Potentially the most psychedelic track on the album, ‘Nobody Knows’ opens with a gentle acoustic guitar before exploding open into a full blown psych jam over a blues progression. Driven by a steady bassline and packed with wailing guitars, it’s Cosmos at their most wild. “It’s got some psychy things - a bit of a twelve bar blues into a psych jam, that’s probably the best way to put it,” says Jack. “I like experimenting, making the song climax by adding in stuff that sounds cooked. I think having the recorded track down gives you a bit more freedom to paint over it, maybe sometimes too much, but you just kind of do it.”

Photograph by James Whiting
Next up is the brief interlude of ‘Wanderings’, an album highlight that cools things off for a moment with atmospheric guitar chords and some gloriously spacey female vocals. It’s a bit of an outlier on the album, and finds Cosmos looking into directions they haven’t previously explored - the only giveaway that it is actually a Cosmos track is Jack’s rich vocals, buried in beneath everything else. “I had those chords and melody on my phone since I was 17,” explains Jack “I finally went back and found it, and just thought ‘I’ll work on that’. But I didn’t really know where to take it so we had Tom’s sister and a friend come in to put some vocals on it, and we just made it an interlude.”
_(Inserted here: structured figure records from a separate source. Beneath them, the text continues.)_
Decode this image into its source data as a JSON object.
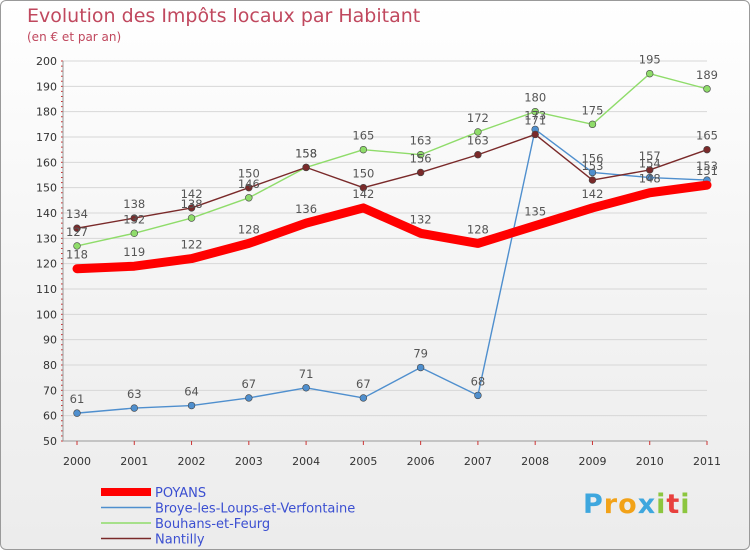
{
  "title": "Evolution des Impôts locaux par Habitant",
  "subtitle": "(en € et par an)",
  "logo": {
    "letters": [
      "P",
      "r",
      "o",
      "x",
      "i",
      "t",
      "i"
    ],
    "colors": [
      "#3ea7de",
      "#f2a218",
      "#f2a218",
      "#3ea7de",
      "#8cc63f",
      "#e8403d",
      "#8cc63f"
    ]
  },
  "chart_data": {
    "type": "line",
    "x": [
      "2000",
      "2001",
      "2002",
      "2003",
      "2004",
      "2005",
      "2006",
      "2007",
      "2008",
      "2009",
      "2010",
      "2011"
    ],
    "ylim": [
      50,
      200
    ],
    "yticks": [
      50,
      60,
      70,
      80,
      90,
      100,
      110,
      120,
      130,
      140,
      150,
      160,
      170,
      180,
      190,
      200
    ],
    "grid": true,
    "legend": "bottom-left",
    "series": [
      {
        "name": "Broye-les-Loups-et-Verfontaine",
        "color": "#4f8fce",
        "values": [
          61,
          63,
          64,
          67,
          71,
          67,
          79,
          68,
          173,
          156,
          154,
          153
        ]
      },
      {
        "name": "Bouhans-et-Feurg",
        "color": "#8fdc6a",
        "values": [
          127,
          132,
          138,
          146,
          158,
          165,
          163,
          172,
          180,
          175,
          195,
          189
        ]
      },
      {
        "name": "Nantilly",
        "color": "#7a2a2a",
        "values": [
          134,
          138,
          142,
          150,
          158,
          150,
          156,
          163,
          171,
          153,
          157,
          165
        ]
      },
      {
        "name": "POYANS",
        "color": "#ff0000",
        "values": [
          118,
          119,
          122,
          128,
          136,
          142,
          132,
          128,
          135,
          142,
          148,
          151
        ]
      }
    ]
  }
}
‘Sea Of Green’ picks up with the mysterious being travelling on and finding the sea of green - “that’s actually a Beatles’ reference” laughs Jack, “you’ve got to put one in.” The track opens with a woozy intro that jams for a moment before settling into a bluesy groove. The guitars are a bit more subtle this time around, making way for Jack’s powerful vocals - that is, until the song bursts open with some burning guitar solos plus some cheeky percussion. “You could kind of put it as an Albert King psych rock song - that standard blues lick into a psych jam,” Jack explains. “I think we were listening to ‘Born Under A Bad Sign’ a little bit when we were writing this song. So we combined some traditional blues with super spacey sounds. And it’s got a NASA recording in it too.”
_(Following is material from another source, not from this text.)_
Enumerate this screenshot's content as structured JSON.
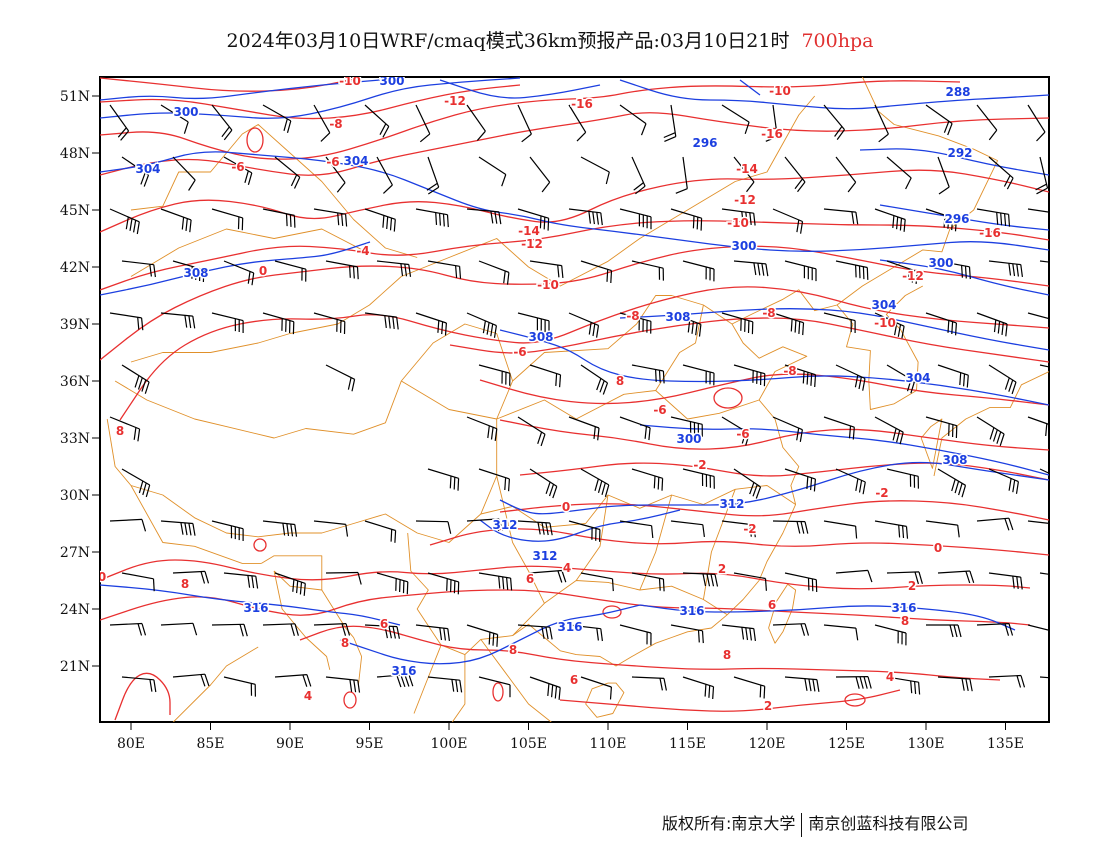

Up next is ‘I See A Man’ which takes off right where ‘Sea Of Green’ finishes. “That’s the being facing humans” says Jack. “Does he come in peace or not, we don’t know, although the humans are reacting so they’re both going full war with it.” The track opens with Cosmos at their most soulful, before things turn and they pound out a blown out blues. “Minimal guitars on it, real dirty blues, as dirty as I can get it without it being harsh,” Jack describes, “it’s real gritty and it’s got a bit of hair on it.”

Finally, to round out the album is ‘Remember The Day’, Coming Home’s powerful closer and first single, which sees Cosmos pushing themselves one bit further before the album is out while also hinting at what might come next. “It was probably the single because it’s a little bit disconnected from the rest of the album,” Jack explains, “probably more emotional in a sense and a bit more lyric driven. It’s also a bit separate from the rest of the concept - it’s just an argument between a male and female, asking the same questions and doubting the same things between each other. It can be in the perspective of a boy or a girl, which I like.” For a band that self-admittedly “doesn’t do riffs”, ‘Remember The Day’ might be the one exception, with a beefed-up guitar leading the charge as Jack howls the verses. However, things cool off at the chorus and makes for an intensely triumphant end to an impressive album.

Overall, Coming Home is a monstrous return for Cosmos. From the opening crackles of the introduction, all the way through to the final guitar wails of ‘Remember The Day’, it’s an incredibly tight and cohesive album that plays like a wild journey into their own sonic universe. The album is set to be released this Friday April 20th, and will be launched at Cherry Bar on Friday April 27th, with supports from The Black Heart Death Cult and Auntie Leo & The Backstabbers - a show Jack describes as a “spaghetti western psychfest.”

And then what next? “Straight back into the studio, smack another one out” says Jack. “With the next one, we’re going to push ourselves a lot harder, maybe do it a bit more carefully - we’re definitely aiming higher.” Regardless of their next move, it’s safe to say that with Coming Home, Cosmos are clearly hitting a peak and proving themselves as a force to be reckoned with.